Ideas about feminism and lesbian separatism

Members of Sage Women's Space discuss what feminism means to them, their views on men and the importance of lesbian separatism.

Duration 07:27

 

This interview was recorded in the summer of 2019. The group later became the LGBT+ Women’s Space. For updates on the activities of Sage, visit the Yorkshire MESMAC website. 

Rainbow flag image on Stories Page from stained glass created by Karen Lewis from LGBT+ Women’s Space.

 

TRANSCRIPT

SUSAN: Well, you know the feminists of this, when I knew of feminism, you know most of the feminist I know at that point when I was a lot younger there was a lot of hatred for men; I've seen slogans around Leeds saying 'men are the enemy' and all this and that. Even if you're in a women's group or a women’s disco and there was a man in the room – they used to walk across to go to the toilet or through a door – even if you were caught looking at a man you would think 'she's not gay, she's not lesbian, she's looking at him'. But, you know, so, I mean I never, sort of like, hate men it’s just that I find it rather difficult to keep men as friends without them wanting something else. You know it’s like, you know, I don't hate men it’s just that I want them to accept me as who I am and not, you know, other, anything else. And I just, I mean the neighbours that I've got know, so that's fine, but I can't really, I mean I sometimes find myself talking more at a club or a disco to the gay men, I can talk more than I can do with other women who are out, I'm talking about when we're out drinking, so yeah, but feminism it was very political and it was very, sort of like, aggressive towards, you know, men really, you know.

KAREN: But that is feminism.

SUSAN: Is it?

THE OTHER SUSAN: Yes. I guess being a feminist we were often labelled ‘man-hating’ because we didn't want to mix with men and we were very critical of the actions of men. We were involved with Women's Aid, with Rape Crisis, with... you know, on a daily basis seeing how women were abused by men. For myself I didn't become formally a separatist but the only man I had in my house for, I don't know, 25 years or something, was my brother. I had women plumbers come to the house, I had women electricians and I never invited – and still don't invite – men to parties and that's a choice that's not about hating men; it’s about recognising the power imbalance and the abuse of power that many men – not all men – but many men have used against women. It doesn't mean to say I didn't cry every day for a whole year when my brother died; I did. But, – that's a different brother – it’s just that easy label of 'man-hating' when actually the reasons why I didn't mix with men, and a lot of others didn't, were political reasons. I did know other women who were completely separatist and didn't really like getting on a bus because it was driven by a man, and those sort of things, but they were few and far between really. But they were very outspoken so they were heard, which was really important for the rest of us because they were pushing the boundaries for us. The more they shouted and spoke up, the more space there was for the rest of us and for other women who weren't speaking up at all or getting the chance to be heard. So I have a lot of admiration for separatists – call them 'man-haters' if you like – because of what they did for the rest of us and the benefits we've had from that.

VAL: And are still doing. Because I feel similarly. I mean I don't think I was involved in as many political groups, in terms of Women's Aid and Rape Crisis, you know but I was involved in Clause 28 blah blah blah and was, I think, a separatist. I identified. But I don't think [sighs] because I didn't want to spend time with many men. I did have some friends then. I still have some male friends now, but very few and they are because I have a lot of heterosexual friends and always have done; some of them their partners I'm also friends with, but I don't choose to spend my time, generally speaking, with other men – politically for the reasons that Susan has just mentioned but because of how they are and who they are and thinking I've come to the time of my life when I can choose who I want to spend time with, and...
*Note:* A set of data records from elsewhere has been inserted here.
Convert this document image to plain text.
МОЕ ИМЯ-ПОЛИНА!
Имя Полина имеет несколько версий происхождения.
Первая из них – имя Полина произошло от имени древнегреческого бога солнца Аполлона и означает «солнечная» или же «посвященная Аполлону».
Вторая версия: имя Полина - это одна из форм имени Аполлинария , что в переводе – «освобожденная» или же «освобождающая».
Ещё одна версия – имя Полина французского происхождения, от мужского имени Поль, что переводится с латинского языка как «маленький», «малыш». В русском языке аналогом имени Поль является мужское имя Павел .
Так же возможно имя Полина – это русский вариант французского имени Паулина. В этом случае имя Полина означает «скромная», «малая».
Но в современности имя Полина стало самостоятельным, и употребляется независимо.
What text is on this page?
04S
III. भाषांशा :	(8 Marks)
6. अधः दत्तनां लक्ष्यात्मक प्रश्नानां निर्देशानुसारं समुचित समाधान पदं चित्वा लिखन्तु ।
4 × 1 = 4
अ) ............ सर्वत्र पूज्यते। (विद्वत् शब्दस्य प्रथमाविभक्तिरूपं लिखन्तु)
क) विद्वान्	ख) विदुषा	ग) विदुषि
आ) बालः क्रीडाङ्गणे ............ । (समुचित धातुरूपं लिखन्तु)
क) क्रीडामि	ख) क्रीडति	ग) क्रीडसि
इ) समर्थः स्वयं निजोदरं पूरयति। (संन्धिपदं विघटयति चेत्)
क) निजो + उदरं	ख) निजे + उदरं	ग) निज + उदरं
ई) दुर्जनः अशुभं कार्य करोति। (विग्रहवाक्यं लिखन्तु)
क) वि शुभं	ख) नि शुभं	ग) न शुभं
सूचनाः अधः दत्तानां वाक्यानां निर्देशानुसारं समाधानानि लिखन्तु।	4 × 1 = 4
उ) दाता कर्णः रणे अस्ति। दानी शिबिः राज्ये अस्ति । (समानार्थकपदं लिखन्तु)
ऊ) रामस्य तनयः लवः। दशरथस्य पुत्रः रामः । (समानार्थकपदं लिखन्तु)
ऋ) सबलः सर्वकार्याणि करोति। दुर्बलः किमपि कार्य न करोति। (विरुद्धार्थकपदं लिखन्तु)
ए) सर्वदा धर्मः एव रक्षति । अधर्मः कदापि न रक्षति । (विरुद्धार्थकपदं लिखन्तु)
THE OTHER SUSAN: It's about investment of energy as well, isn't it? because when you spend time with someone, so often as a woman you are listening and, you know, I have a kind of point where I think: 'No, I don't want to, kind of, invest my listening and what I have got to give emotionally into a man' unless there is a particular reason for me to, and that's usually to do with family, and that sort of thing, or supporting another woman by supporting the man.

PAULINE: Can I just put in one final thought about, in this area? I can relate to what Susan was saying about devoting one's time and sort of efforts to men but I have recently become quite close to a trans-masculine person, i.e. somebody genetically female but who has transitioned to becoming a man and it's been a fascinating encounter getting to know that person; this is somebody who is almost – many, sort of, might think of as the ideal man actually, because it's a man who has had the experience of also trying to live as a woman and in transitioning and becoming a man he's trying to not fall... not, not be the kind of man that, when he was living as a woman, he would have disliked and been oppressed by. So I have learnt a great deal from talking to him and I would recommend that if anybody has the chance to get to know a trans-masculine person, because a lot of the discourse about trans people tends to be about trans women, and there are a lot of trans men around as well and they have a fascinating experience to share with us and to learn from I think.